„Hitlerjunge Salomon“ zu Gast im Gymnasium Bad Nenndorf
Salomon Perel, der als „Hitlerjunge Salomon“ den Holocaust in einer HJ-Schule in Braunschweig überlebte, besuchte am 2. April das Gymnasium Nenndorf und trug vor dem gesamten zehnten Jahrgang Auszüge aus seiner nahezu unglaublichen Biografie vor. Er machte den Schülerinnen und Schülern, die für mehr als 90 Minuten aufmerksam zuhörten, dabei auf sehr eindrückliche und emotionale Weise deutlich, dass sie für die Shoah keine Verantwortung tragen, sie jedoch sicherstellen müssen, dass sich derartige Ereignisse niemals wiederholen.

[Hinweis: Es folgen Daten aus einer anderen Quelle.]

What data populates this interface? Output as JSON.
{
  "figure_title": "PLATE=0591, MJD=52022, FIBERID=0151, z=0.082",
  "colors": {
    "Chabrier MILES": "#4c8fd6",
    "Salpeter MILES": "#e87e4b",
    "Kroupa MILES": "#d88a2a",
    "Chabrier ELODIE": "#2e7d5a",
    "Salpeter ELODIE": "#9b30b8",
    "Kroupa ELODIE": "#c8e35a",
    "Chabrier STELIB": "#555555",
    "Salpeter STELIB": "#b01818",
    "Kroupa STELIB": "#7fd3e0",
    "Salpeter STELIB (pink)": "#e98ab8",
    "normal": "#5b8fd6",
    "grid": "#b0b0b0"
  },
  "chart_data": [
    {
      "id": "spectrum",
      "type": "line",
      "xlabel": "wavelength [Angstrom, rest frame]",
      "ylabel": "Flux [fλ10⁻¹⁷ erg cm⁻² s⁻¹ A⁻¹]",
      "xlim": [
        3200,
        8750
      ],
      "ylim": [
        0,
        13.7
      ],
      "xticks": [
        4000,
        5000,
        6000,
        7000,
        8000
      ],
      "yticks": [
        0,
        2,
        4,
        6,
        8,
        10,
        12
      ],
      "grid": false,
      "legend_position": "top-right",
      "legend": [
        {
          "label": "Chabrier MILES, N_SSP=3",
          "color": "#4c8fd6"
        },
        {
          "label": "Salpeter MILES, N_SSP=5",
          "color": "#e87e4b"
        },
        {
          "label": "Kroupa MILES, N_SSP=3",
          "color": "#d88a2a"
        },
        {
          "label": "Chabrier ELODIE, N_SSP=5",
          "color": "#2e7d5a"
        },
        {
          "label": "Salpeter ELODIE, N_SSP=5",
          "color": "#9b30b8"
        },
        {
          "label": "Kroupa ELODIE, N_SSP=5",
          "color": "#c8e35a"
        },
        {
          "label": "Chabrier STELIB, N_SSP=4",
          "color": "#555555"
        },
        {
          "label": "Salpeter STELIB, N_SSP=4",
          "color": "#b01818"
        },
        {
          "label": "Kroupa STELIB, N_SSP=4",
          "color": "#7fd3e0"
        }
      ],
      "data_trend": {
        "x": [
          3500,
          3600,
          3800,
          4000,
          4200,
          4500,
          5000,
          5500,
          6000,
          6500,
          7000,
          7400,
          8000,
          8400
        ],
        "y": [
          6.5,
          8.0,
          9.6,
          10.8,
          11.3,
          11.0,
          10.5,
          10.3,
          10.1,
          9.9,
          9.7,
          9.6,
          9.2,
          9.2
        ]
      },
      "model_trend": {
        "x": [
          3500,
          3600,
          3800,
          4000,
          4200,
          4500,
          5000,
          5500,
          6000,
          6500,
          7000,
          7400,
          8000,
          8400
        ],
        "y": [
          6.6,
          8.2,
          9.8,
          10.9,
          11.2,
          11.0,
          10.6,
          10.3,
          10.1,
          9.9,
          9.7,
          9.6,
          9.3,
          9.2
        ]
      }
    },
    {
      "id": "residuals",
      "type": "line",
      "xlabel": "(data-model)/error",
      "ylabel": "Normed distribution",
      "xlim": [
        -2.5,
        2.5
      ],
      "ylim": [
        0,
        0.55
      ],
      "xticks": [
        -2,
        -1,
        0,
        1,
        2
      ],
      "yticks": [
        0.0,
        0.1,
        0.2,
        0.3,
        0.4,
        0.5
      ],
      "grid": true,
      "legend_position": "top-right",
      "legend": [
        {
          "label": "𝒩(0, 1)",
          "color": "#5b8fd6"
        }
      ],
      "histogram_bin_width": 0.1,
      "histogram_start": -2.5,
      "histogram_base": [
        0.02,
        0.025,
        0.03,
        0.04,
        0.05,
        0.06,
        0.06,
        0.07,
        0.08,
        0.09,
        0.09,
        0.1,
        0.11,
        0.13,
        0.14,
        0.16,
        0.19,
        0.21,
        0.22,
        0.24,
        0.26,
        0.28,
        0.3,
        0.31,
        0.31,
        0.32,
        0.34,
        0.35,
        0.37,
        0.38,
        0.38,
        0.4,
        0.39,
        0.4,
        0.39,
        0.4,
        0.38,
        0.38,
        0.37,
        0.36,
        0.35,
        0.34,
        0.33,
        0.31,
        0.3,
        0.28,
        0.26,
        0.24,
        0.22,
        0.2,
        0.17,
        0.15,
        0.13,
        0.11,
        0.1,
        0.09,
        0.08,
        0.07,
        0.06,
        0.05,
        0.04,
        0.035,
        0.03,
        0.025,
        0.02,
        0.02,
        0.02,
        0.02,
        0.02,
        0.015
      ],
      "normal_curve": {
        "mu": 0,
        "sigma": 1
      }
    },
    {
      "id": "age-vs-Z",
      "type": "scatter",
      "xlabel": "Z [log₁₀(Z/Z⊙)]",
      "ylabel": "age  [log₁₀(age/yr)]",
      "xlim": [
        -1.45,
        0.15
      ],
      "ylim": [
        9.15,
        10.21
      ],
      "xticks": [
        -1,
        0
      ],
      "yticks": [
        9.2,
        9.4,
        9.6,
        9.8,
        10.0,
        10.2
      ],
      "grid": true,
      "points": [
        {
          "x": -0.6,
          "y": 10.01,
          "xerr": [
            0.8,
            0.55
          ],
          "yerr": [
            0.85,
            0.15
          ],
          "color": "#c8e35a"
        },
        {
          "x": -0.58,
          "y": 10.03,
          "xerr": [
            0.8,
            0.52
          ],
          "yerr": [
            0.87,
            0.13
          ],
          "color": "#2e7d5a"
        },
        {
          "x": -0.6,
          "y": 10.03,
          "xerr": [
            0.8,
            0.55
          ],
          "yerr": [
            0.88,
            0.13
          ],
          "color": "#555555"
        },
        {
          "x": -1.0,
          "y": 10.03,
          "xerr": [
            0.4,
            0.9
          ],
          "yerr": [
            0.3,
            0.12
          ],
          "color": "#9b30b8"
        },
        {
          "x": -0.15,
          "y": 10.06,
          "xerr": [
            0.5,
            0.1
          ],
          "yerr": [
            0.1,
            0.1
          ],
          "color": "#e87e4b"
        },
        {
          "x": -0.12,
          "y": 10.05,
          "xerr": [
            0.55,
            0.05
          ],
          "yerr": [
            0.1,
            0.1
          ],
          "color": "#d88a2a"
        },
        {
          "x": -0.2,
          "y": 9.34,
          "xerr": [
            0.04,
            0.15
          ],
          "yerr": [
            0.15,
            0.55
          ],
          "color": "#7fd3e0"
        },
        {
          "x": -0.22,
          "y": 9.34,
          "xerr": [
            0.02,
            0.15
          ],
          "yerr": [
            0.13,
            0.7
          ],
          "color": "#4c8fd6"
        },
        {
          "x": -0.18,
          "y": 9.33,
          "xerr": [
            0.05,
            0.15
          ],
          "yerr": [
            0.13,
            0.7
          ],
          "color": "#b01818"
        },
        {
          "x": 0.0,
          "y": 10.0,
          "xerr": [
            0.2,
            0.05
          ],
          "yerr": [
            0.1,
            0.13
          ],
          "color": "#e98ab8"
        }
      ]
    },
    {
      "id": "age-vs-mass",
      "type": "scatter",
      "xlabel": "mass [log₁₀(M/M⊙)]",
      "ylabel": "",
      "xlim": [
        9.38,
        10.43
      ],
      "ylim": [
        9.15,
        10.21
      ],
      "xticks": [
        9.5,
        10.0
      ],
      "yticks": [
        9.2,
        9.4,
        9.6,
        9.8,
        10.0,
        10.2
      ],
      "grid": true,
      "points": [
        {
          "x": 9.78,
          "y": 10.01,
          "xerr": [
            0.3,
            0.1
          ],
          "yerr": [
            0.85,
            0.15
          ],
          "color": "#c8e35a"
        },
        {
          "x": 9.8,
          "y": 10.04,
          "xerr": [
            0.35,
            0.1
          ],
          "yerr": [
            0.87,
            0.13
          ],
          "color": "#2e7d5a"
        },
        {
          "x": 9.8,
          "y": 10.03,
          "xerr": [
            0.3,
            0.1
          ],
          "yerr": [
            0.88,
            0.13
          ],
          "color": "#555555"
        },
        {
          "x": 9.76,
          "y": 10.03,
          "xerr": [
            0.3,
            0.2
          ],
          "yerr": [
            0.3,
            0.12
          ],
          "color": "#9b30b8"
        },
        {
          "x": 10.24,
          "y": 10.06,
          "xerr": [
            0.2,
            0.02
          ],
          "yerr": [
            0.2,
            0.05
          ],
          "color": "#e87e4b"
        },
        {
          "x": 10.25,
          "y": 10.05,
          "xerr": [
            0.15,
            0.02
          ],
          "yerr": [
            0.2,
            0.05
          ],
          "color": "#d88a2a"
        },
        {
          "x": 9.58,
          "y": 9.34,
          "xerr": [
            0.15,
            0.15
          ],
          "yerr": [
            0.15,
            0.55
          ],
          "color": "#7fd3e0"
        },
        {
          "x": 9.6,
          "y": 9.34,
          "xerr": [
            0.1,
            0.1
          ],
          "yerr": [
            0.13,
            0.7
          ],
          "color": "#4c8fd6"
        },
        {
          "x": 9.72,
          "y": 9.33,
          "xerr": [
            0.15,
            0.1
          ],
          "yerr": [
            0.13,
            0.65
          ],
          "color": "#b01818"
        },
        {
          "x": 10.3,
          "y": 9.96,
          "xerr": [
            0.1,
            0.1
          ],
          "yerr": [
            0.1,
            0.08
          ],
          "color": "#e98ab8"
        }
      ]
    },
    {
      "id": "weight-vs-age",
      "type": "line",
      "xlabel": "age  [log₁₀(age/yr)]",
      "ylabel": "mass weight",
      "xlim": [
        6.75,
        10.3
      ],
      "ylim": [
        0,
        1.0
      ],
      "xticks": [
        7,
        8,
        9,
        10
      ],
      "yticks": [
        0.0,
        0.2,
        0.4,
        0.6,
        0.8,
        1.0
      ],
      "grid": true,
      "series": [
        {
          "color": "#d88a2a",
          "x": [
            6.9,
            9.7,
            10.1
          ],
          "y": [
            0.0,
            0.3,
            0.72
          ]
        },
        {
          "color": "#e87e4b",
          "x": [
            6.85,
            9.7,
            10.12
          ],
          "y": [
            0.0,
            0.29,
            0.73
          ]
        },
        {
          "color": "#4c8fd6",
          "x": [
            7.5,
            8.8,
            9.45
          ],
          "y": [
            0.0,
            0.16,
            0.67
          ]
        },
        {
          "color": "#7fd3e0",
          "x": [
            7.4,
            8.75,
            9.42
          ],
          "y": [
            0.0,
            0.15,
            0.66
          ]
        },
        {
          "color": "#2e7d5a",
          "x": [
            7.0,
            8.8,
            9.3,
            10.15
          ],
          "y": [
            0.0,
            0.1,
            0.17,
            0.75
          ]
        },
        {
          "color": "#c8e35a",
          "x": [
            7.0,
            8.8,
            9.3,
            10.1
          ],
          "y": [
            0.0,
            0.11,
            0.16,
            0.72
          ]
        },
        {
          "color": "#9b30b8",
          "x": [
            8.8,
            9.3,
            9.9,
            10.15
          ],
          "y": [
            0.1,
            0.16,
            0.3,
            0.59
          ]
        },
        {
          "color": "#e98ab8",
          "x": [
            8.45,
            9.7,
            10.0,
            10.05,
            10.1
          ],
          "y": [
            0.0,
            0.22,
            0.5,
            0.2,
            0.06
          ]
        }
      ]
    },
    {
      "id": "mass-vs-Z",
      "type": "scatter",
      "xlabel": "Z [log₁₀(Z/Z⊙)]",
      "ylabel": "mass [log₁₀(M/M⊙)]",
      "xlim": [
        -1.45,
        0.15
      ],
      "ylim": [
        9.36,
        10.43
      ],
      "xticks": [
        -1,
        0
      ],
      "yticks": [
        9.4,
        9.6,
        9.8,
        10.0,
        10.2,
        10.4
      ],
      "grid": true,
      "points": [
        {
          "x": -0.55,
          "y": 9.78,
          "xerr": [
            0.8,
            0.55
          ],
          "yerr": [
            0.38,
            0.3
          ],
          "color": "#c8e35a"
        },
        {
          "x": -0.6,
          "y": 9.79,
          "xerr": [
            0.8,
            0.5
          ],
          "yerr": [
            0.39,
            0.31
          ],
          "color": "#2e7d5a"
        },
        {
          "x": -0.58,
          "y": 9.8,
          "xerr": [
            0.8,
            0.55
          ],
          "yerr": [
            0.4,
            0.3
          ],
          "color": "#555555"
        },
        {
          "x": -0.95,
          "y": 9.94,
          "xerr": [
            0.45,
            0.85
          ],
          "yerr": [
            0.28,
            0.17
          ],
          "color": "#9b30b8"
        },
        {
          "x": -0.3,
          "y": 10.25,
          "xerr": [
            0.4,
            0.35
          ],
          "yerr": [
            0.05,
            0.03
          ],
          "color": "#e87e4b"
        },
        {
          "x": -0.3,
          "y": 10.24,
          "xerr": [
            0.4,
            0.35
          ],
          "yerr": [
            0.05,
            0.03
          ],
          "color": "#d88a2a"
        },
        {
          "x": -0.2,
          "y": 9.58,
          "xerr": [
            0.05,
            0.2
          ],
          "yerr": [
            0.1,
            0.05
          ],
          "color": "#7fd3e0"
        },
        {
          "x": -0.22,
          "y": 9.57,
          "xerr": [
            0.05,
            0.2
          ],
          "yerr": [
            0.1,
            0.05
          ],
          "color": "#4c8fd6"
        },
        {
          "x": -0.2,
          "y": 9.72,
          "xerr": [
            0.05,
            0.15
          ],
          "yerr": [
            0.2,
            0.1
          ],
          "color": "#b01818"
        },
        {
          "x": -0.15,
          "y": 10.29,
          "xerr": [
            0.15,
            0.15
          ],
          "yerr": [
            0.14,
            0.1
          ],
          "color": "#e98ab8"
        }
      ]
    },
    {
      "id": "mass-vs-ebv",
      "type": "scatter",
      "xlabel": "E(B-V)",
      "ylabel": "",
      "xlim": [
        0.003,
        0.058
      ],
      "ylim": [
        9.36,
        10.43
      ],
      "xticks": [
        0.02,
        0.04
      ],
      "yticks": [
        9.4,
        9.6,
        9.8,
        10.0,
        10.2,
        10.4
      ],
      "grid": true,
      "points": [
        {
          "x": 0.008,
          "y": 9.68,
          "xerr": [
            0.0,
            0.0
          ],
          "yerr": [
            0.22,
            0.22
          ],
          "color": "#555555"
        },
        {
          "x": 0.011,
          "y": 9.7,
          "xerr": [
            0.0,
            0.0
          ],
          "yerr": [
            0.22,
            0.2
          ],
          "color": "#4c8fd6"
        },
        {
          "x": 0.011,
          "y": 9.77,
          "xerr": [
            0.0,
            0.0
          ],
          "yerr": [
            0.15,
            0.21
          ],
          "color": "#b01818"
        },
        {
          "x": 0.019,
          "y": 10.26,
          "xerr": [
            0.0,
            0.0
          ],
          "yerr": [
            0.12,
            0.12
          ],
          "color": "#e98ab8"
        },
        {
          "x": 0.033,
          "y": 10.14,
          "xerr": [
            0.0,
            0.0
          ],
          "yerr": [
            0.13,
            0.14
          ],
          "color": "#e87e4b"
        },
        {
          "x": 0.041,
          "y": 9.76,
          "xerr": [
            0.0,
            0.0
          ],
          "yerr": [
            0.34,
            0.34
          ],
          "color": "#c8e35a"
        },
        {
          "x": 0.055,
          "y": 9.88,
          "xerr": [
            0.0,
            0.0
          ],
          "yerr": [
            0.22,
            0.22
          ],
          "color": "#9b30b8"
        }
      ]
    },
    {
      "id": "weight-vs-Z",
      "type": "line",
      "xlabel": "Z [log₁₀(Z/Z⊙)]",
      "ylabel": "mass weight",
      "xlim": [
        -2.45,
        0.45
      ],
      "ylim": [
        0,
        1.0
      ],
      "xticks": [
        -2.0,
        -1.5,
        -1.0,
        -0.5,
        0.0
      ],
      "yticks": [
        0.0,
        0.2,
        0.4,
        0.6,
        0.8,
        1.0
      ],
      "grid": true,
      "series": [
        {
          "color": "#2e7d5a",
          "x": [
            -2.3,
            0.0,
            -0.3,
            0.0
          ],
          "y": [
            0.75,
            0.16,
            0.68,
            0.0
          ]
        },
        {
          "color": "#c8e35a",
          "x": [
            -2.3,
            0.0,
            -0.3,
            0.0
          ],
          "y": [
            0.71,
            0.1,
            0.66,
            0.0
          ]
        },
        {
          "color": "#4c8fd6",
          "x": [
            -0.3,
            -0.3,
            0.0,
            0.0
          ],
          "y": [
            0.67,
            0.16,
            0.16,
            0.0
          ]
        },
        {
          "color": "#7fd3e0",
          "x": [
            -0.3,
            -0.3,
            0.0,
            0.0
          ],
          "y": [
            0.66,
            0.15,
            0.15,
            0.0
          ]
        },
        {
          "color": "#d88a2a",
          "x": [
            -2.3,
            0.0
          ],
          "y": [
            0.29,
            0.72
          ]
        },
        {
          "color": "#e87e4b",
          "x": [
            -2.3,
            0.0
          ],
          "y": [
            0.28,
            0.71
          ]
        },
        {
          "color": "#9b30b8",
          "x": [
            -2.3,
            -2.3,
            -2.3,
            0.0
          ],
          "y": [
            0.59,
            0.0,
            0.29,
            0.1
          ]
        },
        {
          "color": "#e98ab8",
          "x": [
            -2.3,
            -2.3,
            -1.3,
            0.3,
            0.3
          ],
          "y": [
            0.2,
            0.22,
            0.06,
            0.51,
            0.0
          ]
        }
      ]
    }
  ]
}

Sally Perel wurde im April 1925 als Sohn jüdischer Eltern in Peine geboren, seine Familie emigrierte jedoch, als er zehn Jahre alt war, nach Lodz. Nach dem Einmarsch der Wehrmacht in Polen flohen Sally und seiner älterer Bruder weiter in Richtung Osten, während seine Eltern in Lodz zurückblieben und später der Verfolgung durch die Nationalsozialisten zum Opfer fielen. Nach einem Aufenthalt in einem sowjetischen Waisenhaus geriet Sally Perel dennoch in die Hände der vorrückenden deutschen Truppen und konnte sein Leben nur durch einen Akt unvorstellbarer Geistesgegenwart retten: So behauptete er, während die Deutschen seine Waffen auf ihn richteten, er sei Volksdeutscher und entkam so dem sicheren Tod. Aufgrund dieser Notlüge verbachte er als „Josef Perjell“ dann große Teile des Krieges in einer HJ-Schule in Braunschweig und konnte so den Holocaust überleben.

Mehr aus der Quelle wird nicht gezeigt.